La terre qui est rougeâtre est beaucoup moins estimée pour cet usage, les briques qui en sont faites étant plus sujettes à se feuilleter & à se réduire en poudre à la gelée.

Vitruve prétend qu’il y a trois sortes de terre propres à faire de la brique ; la premiere, qui est aussi blanche que de la craie ; la seconde, qui est rouge ; & la troisieme, qu’il appelle sablon mâle. Au rapport de Pérault, les interpretes de Vitruve n’ont jamais pu décider quel étoit ce sablon mâle dont il parle, & que Pline prétend avoir été employé de son tems pour faire de la brique. Philander pense que c’est une terre solide & sablonneuse ; Barbaro dit que c’est un sable de riviere gras que l’on trouve en pelotons, comme l’encens mâle : & Baldus rapporte qu’il a été appellé mâle, parce qu’il étoit moins aride que l’autre sable. Au reste, sans prendre garde scrupuleusement à la couleur, on reconnoîtra qu’une terre est propre à faire de bonnes briques, si après une petite pluie on s’apperçoit qu’en marchant dessus elle s’attache aux piés & s’y amasse en grande quantité, sans pouvoir la détacher facilement, ou si en la paitrissant dans les mains on ne peut la diviser sans peine.

De la maniere de faire la brique. Après avoir choisi un espace de terre convenable, & l’ayant reconnu également bonne par-tout, il faut l’amasser par monceaux & l’exposer à la gelée à plusieurs reprises, ensuite la corroyer avec la houe (fig. 118.) ou le rabot (fig. 117.), & la laisser reposer alternativement jusqu’à quatre ou cinq fois. L’hiver est d’autant plus propre pour cette préparation, que la gelée contribue beaucoup à la bien corroyer.

On y mêle quelquefois de la bourre & du poil de bœuf pour la mieux lier, ainsi que du sablon pour la rendre plus dure & plus capable de resister au fardeau lorsqu’elle est cuite. Cette pâte faite, on la jette par motte dans des moules faits de cadres de bois de la même dimension qu’on veut donner à la brique ; & lorsqu’elle est à demi seche, on lui donne avec le couteau la forme que l’on juge à propos.

Le tems le plus propre à la faire sécher, selon Vitruve, est le printems & l’automne, ne pouvant sécher en hiver, & la grande chaleur de l’été la séchant trop promptement à l’extérieur, ce qui la fait fendre, tandis que l’intérieur reste humide. Il est aussi nécessaire, selon lui, en parlant des briques crues, de les laisser sécher pendant deux ans, parce qu’étant employés nouvellement faites, elles se resserent & se séparent à mesure qu’elles se sechent : d’ailleurs l’enduit qui les retient ne pouvant plus se soutenir, se détache & tombe ; & la muraille s’affaissant de part & d’autre inégalement, fait périr l’édifice.

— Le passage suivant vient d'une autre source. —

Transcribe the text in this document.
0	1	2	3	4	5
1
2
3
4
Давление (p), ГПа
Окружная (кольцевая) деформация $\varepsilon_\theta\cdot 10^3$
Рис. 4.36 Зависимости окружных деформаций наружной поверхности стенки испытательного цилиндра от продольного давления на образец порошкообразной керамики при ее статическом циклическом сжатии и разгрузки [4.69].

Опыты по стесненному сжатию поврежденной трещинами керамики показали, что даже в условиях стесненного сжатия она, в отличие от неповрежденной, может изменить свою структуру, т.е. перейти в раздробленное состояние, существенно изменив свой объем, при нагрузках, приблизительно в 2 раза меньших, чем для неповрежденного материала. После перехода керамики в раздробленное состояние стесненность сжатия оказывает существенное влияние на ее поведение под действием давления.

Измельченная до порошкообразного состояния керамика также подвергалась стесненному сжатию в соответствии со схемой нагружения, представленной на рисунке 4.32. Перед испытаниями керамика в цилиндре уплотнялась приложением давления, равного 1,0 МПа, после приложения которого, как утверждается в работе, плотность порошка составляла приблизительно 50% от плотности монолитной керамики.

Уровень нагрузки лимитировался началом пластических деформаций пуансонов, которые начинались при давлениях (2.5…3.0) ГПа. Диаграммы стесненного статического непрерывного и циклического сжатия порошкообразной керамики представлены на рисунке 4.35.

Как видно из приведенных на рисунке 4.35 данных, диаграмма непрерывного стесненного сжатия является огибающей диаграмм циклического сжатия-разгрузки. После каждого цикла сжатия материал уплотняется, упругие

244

Le même auteur rapporte encore que de son tems dans la ville d’Utique il n’étoit pas permis de se servir de brique pour bâtir qu’elle n’eût été visitée par le magistrat, & qu’on eût été sûr qu’elle avoit séché pendant cinq ans. On se sert encore maintenant de briques crues, mais ce n’est que pour les fours à chaux (fig. 29.), à tuile ou à brique (fig. 27.).

La meilleure brique est celle qui est d’un rouge pâle tirant sur le jaune, d’un grain serré & compacte, & qui lorsqu’on la frappe rend un son clair & net. Il arrive quelquefois que les briques faites de même terre & préparées de même, sont plus ou moins rouges les unes que les autres, lorsqu’elles sont cuites, & par conséquent de différente qualité : ce qui vient des endroits où elles ont été placées dans le four, & où le feu a eu plus ou moins de force pour les cuire. Mais la preuve la plus certaine pour connoître la meilleure, sur-tout pour des édifices de quelque importance, est de l’exposer à l’humidité & à la gelée

pendant l’hiver, parce que celles qui y auront résisté sans se feuilleter, & auxquelles il ne sera arrivé aucun inconvénient considérable, pourront être mises en œuvre en toute sûreté.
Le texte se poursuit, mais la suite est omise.